Other than alcohol Wilson avoided most drugs, but he credited marijuana with allowing him to see the world through painter Paul Cezanne’s eyes. In his interview with Gehr, he described an epiphany he had while sketching and toking in the Art Institute of Chicago: “I looked across this magnificent table full of crystals and lovely china and bottles and whatnot, and all of a sudden I got it. And I still have it. I'm doing it now. I can look at objects and see them and drawn them as Cézanne did. It’s a miracle that has stayed with me, totally and completely. Very often you can see Cézanne touches in my cartoons, three-dimensional objects and planes.

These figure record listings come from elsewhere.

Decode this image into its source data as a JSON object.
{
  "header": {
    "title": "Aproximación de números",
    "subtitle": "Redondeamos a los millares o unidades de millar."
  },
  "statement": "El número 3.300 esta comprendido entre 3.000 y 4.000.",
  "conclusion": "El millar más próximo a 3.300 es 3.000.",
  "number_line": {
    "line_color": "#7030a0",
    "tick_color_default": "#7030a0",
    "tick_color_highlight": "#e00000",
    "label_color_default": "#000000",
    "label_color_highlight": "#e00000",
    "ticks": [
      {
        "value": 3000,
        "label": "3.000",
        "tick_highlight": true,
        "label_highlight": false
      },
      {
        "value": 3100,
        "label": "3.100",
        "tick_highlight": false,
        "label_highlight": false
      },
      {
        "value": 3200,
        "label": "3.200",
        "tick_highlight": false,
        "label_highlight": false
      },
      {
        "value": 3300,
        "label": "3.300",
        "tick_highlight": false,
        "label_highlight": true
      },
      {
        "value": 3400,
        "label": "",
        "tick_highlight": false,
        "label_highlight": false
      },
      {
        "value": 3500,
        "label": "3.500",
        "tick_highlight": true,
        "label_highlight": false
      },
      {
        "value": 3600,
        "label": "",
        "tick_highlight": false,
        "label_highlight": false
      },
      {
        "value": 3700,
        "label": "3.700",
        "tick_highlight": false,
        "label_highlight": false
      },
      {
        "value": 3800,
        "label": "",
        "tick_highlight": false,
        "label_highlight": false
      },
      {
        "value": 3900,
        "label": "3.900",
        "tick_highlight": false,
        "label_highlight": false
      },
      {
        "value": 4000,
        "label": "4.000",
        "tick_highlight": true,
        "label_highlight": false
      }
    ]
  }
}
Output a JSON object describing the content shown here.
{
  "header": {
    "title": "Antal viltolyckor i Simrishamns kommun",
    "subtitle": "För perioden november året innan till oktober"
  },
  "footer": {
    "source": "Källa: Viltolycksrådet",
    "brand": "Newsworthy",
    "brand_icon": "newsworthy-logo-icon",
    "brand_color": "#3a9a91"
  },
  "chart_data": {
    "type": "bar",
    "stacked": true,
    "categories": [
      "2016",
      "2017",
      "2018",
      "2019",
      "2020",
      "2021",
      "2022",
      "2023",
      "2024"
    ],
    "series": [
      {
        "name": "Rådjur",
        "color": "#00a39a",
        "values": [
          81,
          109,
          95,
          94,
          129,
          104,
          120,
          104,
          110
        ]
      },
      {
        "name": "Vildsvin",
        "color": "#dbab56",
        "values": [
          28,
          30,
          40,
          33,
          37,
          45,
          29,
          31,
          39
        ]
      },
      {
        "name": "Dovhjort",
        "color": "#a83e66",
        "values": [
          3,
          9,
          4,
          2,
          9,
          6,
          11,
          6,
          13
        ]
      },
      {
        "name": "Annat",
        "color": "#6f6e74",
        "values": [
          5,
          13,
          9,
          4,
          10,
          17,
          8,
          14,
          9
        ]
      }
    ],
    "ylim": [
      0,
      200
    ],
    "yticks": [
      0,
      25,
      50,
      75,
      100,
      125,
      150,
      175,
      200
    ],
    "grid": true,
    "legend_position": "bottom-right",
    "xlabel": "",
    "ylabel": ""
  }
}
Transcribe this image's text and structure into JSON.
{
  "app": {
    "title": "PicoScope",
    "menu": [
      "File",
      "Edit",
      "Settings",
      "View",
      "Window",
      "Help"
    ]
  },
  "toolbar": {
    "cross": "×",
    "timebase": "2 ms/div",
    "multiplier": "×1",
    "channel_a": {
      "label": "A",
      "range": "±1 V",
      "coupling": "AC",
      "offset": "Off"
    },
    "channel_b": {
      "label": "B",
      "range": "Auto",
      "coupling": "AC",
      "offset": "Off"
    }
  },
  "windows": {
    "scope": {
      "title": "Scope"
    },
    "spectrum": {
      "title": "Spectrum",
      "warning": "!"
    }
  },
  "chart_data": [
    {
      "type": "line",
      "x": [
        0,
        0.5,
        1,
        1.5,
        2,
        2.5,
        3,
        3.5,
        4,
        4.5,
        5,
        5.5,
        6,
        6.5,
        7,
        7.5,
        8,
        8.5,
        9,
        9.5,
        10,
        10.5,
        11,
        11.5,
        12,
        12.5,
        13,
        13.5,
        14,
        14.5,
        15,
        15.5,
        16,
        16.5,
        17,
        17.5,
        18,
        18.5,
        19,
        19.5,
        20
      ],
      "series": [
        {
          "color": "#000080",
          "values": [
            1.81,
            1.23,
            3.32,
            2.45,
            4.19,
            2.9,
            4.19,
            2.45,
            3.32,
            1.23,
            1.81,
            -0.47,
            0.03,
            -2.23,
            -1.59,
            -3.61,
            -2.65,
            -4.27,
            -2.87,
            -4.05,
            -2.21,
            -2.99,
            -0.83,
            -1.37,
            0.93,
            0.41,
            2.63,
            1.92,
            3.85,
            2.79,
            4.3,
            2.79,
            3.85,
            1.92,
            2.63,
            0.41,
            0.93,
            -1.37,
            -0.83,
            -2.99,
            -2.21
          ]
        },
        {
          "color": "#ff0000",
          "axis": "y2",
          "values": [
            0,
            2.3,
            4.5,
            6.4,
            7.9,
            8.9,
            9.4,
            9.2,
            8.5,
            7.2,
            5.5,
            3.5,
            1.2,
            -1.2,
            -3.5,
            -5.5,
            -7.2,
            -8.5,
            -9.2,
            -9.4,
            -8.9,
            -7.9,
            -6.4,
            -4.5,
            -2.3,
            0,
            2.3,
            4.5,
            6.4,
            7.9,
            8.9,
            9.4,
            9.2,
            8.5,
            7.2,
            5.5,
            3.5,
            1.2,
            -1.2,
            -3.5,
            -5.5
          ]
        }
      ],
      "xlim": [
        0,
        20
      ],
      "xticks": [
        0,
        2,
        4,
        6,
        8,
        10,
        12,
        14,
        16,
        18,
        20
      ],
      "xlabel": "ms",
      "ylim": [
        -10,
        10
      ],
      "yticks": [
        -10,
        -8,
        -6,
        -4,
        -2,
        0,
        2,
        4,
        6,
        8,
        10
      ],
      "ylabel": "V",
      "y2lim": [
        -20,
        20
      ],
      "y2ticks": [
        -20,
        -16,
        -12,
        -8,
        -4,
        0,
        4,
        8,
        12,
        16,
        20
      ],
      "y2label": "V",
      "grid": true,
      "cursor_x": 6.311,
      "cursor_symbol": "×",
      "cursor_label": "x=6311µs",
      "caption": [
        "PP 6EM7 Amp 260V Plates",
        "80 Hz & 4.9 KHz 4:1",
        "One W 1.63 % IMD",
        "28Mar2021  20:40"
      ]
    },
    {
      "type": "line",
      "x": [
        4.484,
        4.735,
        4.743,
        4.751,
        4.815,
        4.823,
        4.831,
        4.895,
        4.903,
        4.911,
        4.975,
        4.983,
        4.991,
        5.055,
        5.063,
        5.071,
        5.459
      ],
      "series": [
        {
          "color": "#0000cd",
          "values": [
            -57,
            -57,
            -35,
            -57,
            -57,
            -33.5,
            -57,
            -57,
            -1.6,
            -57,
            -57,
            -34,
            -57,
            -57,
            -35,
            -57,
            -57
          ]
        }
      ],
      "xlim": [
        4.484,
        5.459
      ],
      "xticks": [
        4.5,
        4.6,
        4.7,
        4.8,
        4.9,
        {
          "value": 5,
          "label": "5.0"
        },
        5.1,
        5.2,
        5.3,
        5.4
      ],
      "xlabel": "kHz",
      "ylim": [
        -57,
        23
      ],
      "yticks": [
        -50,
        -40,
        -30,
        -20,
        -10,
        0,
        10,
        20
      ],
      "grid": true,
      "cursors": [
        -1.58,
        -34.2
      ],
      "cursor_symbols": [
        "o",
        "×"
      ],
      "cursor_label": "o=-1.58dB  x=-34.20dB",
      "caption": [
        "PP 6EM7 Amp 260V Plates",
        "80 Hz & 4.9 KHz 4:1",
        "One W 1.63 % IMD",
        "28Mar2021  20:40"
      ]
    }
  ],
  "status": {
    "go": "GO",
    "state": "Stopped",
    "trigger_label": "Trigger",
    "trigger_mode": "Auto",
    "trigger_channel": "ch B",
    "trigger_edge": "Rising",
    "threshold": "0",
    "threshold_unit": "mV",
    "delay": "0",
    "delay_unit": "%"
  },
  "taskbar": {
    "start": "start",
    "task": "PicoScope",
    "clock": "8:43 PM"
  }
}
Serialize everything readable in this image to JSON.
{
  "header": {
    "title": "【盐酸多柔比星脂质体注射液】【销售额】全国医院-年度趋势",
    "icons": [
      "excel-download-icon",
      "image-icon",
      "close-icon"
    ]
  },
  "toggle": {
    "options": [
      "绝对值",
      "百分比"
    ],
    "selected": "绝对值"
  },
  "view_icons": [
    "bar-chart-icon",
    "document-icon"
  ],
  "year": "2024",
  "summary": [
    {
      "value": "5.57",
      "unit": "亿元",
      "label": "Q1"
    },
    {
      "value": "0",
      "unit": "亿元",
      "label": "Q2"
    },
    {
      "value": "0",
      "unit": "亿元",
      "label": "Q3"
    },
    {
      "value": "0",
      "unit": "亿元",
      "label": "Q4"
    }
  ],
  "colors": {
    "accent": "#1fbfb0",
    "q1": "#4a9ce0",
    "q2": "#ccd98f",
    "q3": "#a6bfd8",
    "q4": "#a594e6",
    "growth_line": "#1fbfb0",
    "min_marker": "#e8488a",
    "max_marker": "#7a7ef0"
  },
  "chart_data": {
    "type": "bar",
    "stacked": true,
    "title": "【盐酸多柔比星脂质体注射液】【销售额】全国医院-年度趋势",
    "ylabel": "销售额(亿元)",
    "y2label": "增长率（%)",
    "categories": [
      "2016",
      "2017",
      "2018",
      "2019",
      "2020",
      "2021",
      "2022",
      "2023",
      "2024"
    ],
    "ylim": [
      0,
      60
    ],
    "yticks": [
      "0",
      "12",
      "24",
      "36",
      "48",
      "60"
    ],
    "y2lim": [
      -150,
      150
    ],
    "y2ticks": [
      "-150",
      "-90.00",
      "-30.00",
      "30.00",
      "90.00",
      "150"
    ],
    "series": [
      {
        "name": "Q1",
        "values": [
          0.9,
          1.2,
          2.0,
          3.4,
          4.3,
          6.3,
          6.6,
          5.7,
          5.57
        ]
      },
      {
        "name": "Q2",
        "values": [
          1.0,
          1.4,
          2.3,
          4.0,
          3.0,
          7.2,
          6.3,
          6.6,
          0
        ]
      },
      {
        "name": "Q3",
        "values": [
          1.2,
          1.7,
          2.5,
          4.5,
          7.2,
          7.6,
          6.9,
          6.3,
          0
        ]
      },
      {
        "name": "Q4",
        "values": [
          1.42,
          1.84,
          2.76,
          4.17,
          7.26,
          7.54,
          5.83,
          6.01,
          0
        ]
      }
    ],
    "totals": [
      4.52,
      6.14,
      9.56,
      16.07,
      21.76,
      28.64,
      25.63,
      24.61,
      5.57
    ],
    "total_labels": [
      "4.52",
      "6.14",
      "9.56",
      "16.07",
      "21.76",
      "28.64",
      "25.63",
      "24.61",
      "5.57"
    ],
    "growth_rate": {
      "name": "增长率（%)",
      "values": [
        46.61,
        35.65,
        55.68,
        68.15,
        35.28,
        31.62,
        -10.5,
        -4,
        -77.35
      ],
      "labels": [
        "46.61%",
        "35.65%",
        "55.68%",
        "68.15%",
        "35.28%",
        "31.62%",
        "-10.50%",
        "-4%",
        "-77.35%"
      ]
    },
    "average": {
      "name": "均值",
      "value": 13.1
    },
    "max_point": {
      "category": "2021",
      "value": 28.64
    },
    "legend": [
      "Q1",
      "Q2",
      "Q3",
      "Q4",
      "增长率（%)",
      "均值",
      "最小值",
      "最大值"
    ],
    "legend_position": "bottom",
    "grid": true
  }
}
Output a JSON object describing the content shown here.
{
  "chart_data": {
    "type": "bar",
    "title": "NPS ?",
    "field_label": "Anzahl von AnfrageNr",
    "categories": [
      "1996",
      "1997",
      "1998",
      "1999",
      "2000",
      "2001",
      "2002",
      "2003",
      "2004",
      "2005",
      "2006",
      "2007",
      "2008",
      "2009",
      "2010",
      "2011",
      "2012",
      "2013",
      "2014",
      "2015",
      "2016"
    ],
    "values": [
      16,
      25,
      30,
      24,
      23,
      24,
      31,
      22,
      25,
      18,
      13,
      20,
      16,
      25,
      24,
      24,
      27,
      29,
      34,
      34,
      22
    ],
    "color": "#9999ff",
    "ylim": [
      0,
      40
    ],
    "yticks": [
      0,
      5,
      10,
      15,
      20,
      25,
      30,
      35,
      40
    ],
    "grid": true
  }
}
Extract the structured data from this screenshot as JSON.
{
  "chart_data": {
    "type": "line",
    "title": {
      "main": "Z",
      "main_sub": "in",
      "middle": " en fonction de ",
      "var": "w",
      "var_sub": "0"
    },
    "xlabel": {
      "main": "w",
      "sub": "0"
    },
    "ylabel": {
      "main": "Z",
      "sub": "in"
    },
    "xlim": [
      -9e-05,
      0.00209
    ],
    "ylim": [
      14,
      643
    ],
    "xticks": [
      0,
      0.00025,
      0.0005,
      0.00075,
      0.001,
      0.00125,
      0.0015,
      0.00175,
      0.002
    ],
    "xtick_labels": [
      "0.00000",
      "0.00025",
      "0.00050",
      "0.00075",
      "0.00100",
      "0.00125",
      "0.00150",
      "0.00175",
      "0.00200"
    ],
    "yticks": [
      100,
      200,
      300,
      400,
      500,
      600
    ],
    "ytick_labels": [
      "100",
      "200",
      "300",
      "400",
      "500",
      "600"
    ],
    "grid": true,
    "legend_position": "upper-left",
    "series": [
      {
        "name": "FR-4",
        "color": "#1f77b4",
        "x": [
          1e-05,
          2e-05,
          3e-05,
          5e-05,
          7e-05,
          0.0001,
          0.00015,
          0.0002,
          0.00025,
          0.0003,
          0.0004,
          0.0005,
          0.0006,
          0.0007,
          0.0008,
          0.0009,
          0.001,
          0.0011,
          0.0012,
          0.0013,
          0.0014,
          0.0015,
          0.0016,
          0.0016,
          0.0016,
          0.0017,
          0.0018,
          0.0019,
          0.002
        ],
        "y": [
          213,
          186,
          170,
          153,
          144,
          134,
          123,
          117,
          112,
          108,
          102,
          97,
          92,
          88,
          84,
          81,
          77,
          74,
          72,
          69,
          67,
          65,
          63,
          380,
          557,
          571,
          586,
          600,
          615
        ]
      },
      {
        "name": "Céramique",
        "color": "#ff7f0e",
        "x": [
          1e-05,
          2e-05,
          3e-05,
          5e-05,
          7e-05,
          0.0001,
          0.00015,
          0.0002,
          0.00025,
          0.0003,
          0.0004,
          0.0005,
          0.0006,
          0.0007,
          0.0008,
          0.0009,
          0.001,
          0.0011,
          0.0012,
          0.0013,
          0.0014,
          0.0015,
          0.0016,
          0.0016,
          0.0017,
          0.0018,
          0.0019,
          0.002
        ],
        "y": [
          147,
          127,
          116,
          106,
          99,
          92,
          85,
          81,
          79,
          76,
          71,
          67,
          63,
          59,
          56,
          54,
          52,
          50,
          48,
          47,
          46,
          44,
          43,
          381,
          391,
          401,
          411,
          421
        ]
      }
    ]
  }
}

This was given to me by whatever the hell it was that I smoked and for that, I’m very grateful.”

Wilson’s own style is instantly recognizable, but difficult to describe. Straight lines are absent. His objects all have an organic feel to them. His figures are solid but vaguely amorphous, grotesquely exaggerated but strongly expressive of human emotions like anger, fear, greed, gullibility, and perplexity. As described by Heer, “The head of a Wilson character looks less like an ideal circle than a soccer ball which has had about a quarter of its air let out.”

In his introduction to the Fantagraphics collection, Groth wrote, “He has, through hundreds of cartoons, constructed a world that is eerily familiar, unsettlingly recognizable and lethally consistent, a fun-house mirror of a world we all live in.”

Above all, Wilson’s single-panels are suggestive. Interviewed by the Washington Post in 1989, he said, “I see a cartoon as a kind of mini-short story. If it’s any good, you see with no effort what led up to this episode, and what’s probably going to happen after.”

When he was filmed at work for the 2013 documentary Born Dead, Still Weird, he was surprised to see the intensity of his own focus, his entranced rapport with what he was drawing. He told Groth, “My basic image is that your consciousness is like a fisherman in a boat on this vast sea, and what you do is you’re expert with this rod and reel and bait and hook technique stuff. And you toss your line over the water, and the thing sinks down, and you are sensitive to the tug of this little touch, and you pull it up and hook it, and then you reel it in. And it takes a lot of trouble to do that, and then you flip it into the boat, which is the final piece of skill, and you got it. But it’s all mysterious. The profundity of what we got inside there is staggering.”

Wilson was given the Milton Caniff Lifetime Achievement Award by the National Cartoonists Society in 2005. He helped found the World Fantasy Convention in 1975 and designed its Convention Award, which he was awarded in 1981. He also received the World Fantasy Best Artist award in 1996 and the World Fantasy Lifetime Achievement Award in 2004.

Wilson is survived by his stepsons Randy and Paul Winters, eight grandchildren and three great-grandchildren.